Dit keer was het tijdens het wachten bij de tandarts, een praatje met de vrouw naast me. Hoe we er op kwamen, weet ik niet, ik begin uit mezelf nooit over familiezaken met wildvreemden, maar ze vroeg het. En ze was niet de eerste. 

"Nee", zei ik en hoopte het daarbij te kunnen laten. Maar de vrouw was vastbesloten, er moest meer drama te halen zijn. "Bent u niet bang dat u spijt krijgt?" Daar was ie, in vol ornaat: 
1. Heeft u kinderen; 
2. Bent u niet bang niet bang dat u spijt krijgt? 

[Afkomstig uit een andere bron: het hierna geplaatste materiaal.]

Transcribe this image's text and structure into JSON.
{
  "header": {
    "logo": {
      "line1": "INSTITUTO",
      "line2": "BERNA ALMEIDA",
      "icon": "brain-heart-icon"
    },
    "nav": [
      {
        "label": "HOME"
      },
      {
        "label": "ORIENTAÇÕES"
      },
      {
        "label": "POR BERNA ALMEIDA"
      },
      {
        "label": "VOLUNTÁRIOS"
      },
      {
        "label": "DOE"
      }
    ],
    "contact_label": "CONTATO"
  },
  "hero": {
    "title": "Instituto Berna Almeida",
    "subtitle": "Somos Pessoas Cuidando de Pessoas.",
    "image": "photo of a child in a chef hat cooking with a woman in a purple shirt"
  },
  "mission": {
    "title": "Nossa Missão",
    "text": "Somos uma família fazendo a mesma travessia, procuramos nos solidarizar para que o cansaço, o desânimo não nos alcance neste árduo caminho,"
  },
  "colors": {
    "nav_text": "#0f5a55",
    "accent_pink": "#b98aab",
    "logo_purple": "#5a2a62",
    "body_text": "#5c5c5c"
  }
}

Waar ik spijt van had, was dat ik er op in was gegaan, wat ging het haar aan. Maar nu waren we IN GESPREK. Ik kon geen kant meer op, zijzelf was wel moeder en het was haar lust en haar leven, ze kon zich niet meer anders voorstellen, of ik de foto's wilde zien... 

Ik heb nooit méér verlangend naar de tandarts uit gezien als toen in die wachtkamer.

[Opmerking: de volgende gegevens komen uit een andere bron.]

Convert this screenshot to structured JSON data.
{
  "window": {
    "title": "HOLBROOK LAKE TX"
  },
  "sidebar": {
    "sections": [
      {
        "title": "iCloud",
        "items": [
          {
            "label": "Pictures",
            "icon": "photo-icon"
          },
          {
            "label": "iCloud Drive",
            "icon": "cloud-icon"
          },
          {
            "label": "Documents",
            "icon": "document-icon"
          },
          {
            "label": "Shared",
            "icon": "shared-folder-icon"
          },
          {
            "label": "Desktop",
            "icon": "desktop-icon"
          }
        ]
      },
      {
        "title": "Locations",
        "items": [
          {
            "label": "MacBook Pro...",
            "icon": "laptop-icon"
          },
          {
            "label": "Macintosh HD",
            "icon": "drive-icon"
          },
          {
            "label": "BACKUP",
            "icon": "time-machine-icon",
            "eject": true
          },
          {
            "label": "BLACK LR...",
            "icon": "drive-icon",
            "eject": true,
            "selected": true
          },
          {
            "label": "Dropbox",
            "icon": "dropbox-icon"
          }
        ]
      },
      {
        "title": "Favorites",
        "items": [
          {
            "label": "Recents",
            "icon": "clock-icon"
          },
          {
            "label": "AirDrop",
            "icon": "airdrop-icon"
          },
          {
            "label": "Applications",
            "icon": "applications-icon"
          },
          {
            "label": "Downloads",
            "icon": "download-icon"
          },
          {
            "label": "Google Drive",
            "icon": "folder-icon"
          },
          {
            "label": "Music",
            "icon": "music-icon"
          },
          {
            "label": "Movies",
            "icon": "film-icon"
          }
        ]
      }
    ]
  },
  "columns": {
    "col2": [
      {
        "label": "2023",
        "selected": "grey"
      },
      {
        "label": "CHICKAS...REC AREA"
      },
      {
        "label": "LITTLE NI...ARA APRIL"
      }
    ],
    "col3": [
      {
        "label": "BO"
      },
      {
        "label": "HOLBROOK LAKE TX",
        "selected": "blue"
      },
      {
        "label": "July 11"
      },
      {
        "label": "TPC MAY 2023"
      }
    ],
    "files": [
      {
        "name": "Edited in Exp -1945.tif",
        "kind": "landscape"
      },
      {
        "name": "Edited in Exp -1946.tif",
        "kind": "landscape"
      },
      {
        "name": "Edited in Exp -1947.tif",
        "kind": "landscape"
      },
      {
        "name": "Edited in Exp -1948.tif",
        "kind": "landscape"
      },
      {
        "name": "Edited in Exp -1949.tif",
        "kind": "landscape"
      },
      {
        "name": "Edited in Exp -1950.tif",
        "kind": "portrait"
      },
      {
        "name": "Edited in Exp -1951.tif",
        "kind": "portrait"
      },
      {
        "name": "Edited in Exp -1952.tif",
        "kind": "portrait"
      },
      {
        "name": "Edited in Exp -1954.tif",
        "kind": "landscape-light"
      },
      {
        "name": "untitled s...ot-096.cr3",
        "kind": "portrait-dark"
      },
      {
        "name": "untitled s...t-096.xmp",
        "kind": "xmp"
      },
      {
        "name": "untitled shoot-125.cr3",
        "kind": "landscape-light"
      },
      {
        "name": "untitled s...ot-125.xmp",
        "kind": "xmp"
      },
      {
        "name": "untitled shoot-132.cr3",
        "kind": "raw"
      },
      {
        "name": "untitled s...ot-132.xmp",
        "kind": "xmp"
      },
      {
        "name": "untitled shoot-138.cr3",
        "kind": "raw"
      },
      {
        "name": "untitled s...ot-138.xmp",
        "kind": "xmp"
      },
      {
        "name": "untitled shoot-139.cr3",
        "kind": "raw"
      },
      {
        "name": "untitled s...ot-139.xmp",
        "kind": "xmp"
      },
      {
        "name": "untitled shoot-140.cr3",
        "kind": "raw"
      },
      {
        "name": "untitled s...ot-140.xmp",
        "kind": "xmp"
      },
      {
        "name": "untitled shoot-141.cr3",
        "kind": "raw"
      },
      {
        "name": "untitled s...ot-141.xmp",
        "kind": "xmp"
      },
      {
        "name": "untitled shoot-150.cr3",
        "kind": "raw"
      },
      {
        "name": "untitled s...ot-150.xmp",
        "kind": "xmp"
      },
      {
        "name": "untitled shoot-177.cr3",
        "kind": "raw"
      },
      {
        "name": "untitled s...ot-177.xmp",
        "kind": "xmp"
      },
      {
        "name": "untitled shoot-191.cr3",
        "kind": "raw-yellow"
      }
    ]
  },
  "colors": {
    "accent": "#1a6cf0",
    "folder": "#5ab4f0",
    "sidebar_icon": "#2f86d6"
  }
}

Het eerlijke antwoord is: natúurlijk ben ik bang dat ik spijt krijg. Ik ben al bang dat ik spijt krijg als ik niet mee ga naar de kroeg. 'Bang om dingen te missen' is my middle name. Maar op dat niveau ligt het dan ook. Ik hoor geen klokken luiden, geen eierstokken rinkelen... ik hoor sowieso weinig.

Begrijp me niet verkeerd, ik vind baby's kleine wondertjes met hun lieve kleine vingertjes en kleine teentjes met die piepkleine nageltjes eraan. En dan kunnen ze ook nog zo ontzéttend aandoenlijk gapen... Maar daarna is het een hele tijd niks wat mij betreft. Ja, ze hebben nog steeds relatief grote ogen ten opzichte van de rest van hun gezicht en dat maakt dat je sympathie voor ze voelt, maar echt interessánt vind ik ze niet. Het begint voor mij pas weer leuk te worden als zo'n puber "IK HÁÁT JE! IK HÁÁÁÁT JE!!"-roepend de trap op stampvoet. Dát lijkt me dan wel weer lachen. Maar die tussenfase, van zo’n jaar of 15, nee, niks voor mij.

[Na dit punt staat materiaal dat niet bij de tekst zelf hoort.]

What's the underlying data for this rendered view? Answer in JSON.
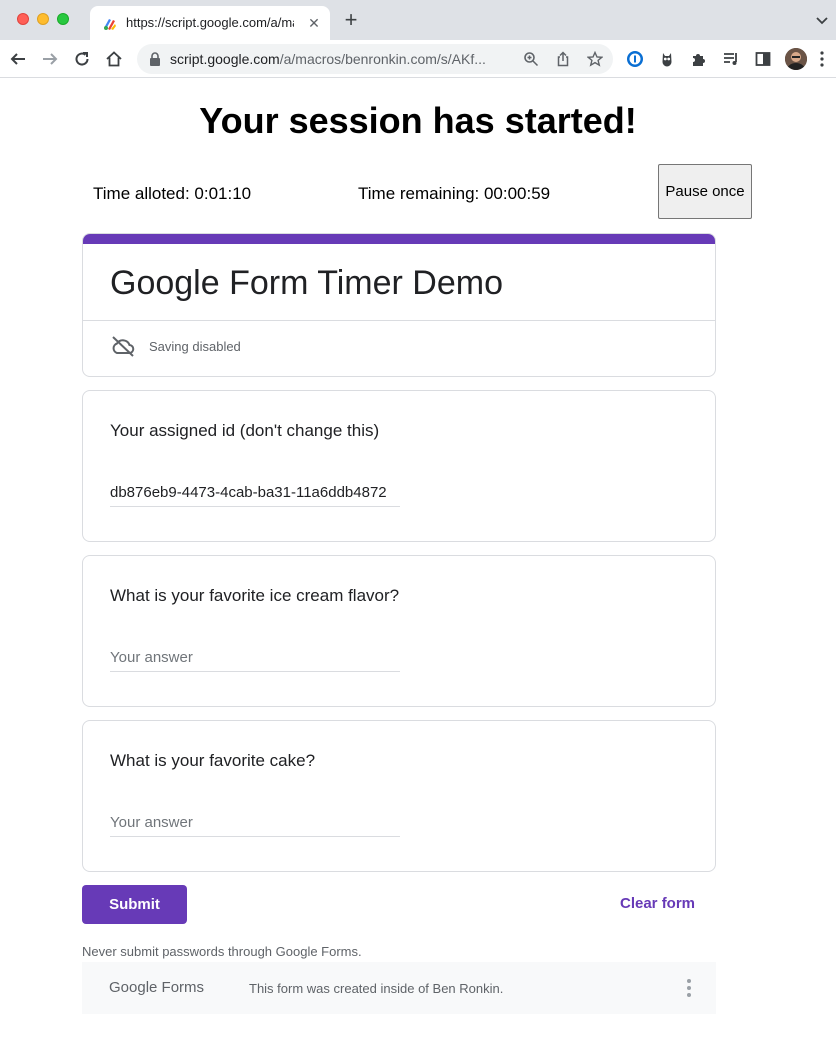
{
  "browser": {
    "tab_title": "https://script.google.com/a/ma",
    "tab_close": "✕",
    "new_tab": "+",
    "url_host": "script.google.com",
    "url_path": "/a/macros/benronkin.com/s/AKf..."
  },
  "session": {
    "title": "Your session has started!",
    "time_allotted": "Time alloted: 0:01:10",
    "time_remaining": "Time remaining: 00:00:59",
    "pause_label": "Pause once"
  },
  "form": {
    "title": "Google Form Timer Demo",
    "saving_status": "Saving disabled",
    "accent_color": "#673ab7",
    "questions": [
      {
        "title": "Your assigned id (don't change this)",
        "value": "db876eb9-4473-4cab-ba31-11a6ddb4872",
        "placeholder": ""
      },
      {
        "title": "What is your favorite ice cream flavor?",
        "value": "",
        "placeholder": "Your answer"
      },
      {
        "title": "What is your favorite cake?",
        "value": "",
        "placeholder": "Your answer"
      }
    ],
    "submit_label": "Submit",
    "clear_label": "Clear form",
    "warning": "Never submit passwords through Google Forms.",
    "footer_logo": "Google Forms",
    "footer_text": "This form was created inside of Ben Ronkin."
  }
}
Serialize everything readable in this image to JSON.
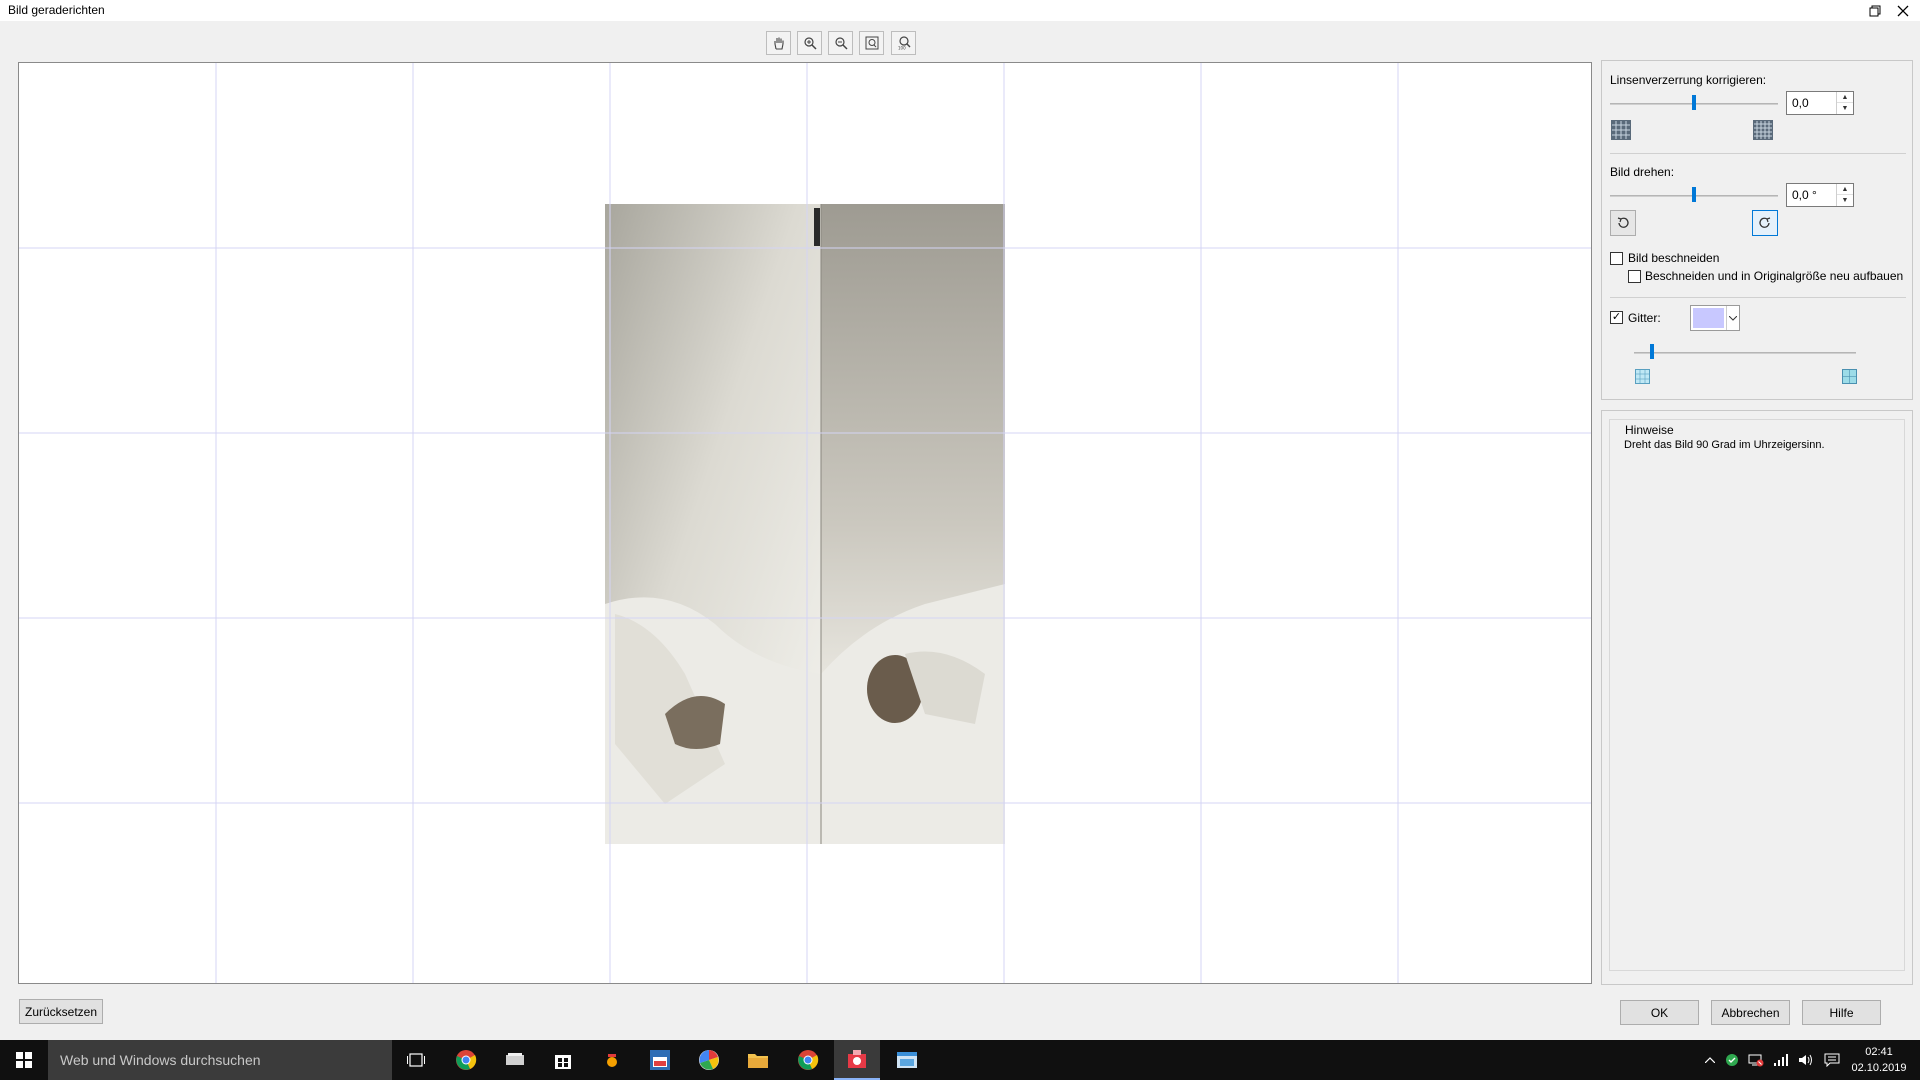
{
  "window": {
    "title": "Bild geraderichten"
  },
  "toolbar": {
    "tools": [
      "pan",
      "zoom-in",
      "zoom-out",
      "fit",
      "zoom-100"
    ]
  },
  "panel": {
    "lens": {
      "label": "Linsenverzerrung korrigieren:",
      "value": "0,0",
      "slider_fraction": 0.5
    },
    "rotate": {
      "label": "Bild drehen:",
      "value": "0,0 °",
      "slider_fraction": 0.5
    },
    "crop": {
      "label": "Bild beschneiden",
      "checked": false,
      "sub_label": "Beschneiden und in Originalgröße neu aufbauen",
      "sub_checked": false
    },
    "grid": {
      "label": "Gitter:",
      "checked": true,
      "color": "#c8c8ff",
      "size_fraction": 0.08
    }
  },
  "hints": {
    "title": "Hinweise",
    "text": "Dreht das Bild 90 Grad im Uhrzeigersinn."
  },
  "buttons": {
    "reset": "Zurücksetzen",
    "ok": "OK",
    "cancel": "Abbrechen",
    "help": "Hilfe"
  },
  "taskbar": {
    "search_placeholder": "Web und Windows durchsuchen",
    "time": "02:41",
    "date": "02.10.2019"
  }
}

Maar leg dát maar es uit aan een MOEDER.

"Bent ú niet bang dat u spijt krijgt" was natuurlijk het enige juiste antwoord. Ze had deel 1 van haar kroost mee naar de tandarts en ik kon me levendig voorstellen dat ze spijt had als de slecht gebleekte haren op haar hoofd. Maar zoiets zég je natuurlijk niet tegen een moeder. 

Toch is het een interessante vraag. Wie van jullie ouders heeft toch spijt van het hebben van kinderen? Tuurlijk, tuurlijk, je zou je bloedjes nooit weg doen. Maar eerlijk?! Is er nooit eens een moment dat je denkt: "Had ik ze maar nooit gekregen, hoeveel ik ook van ze hou?" 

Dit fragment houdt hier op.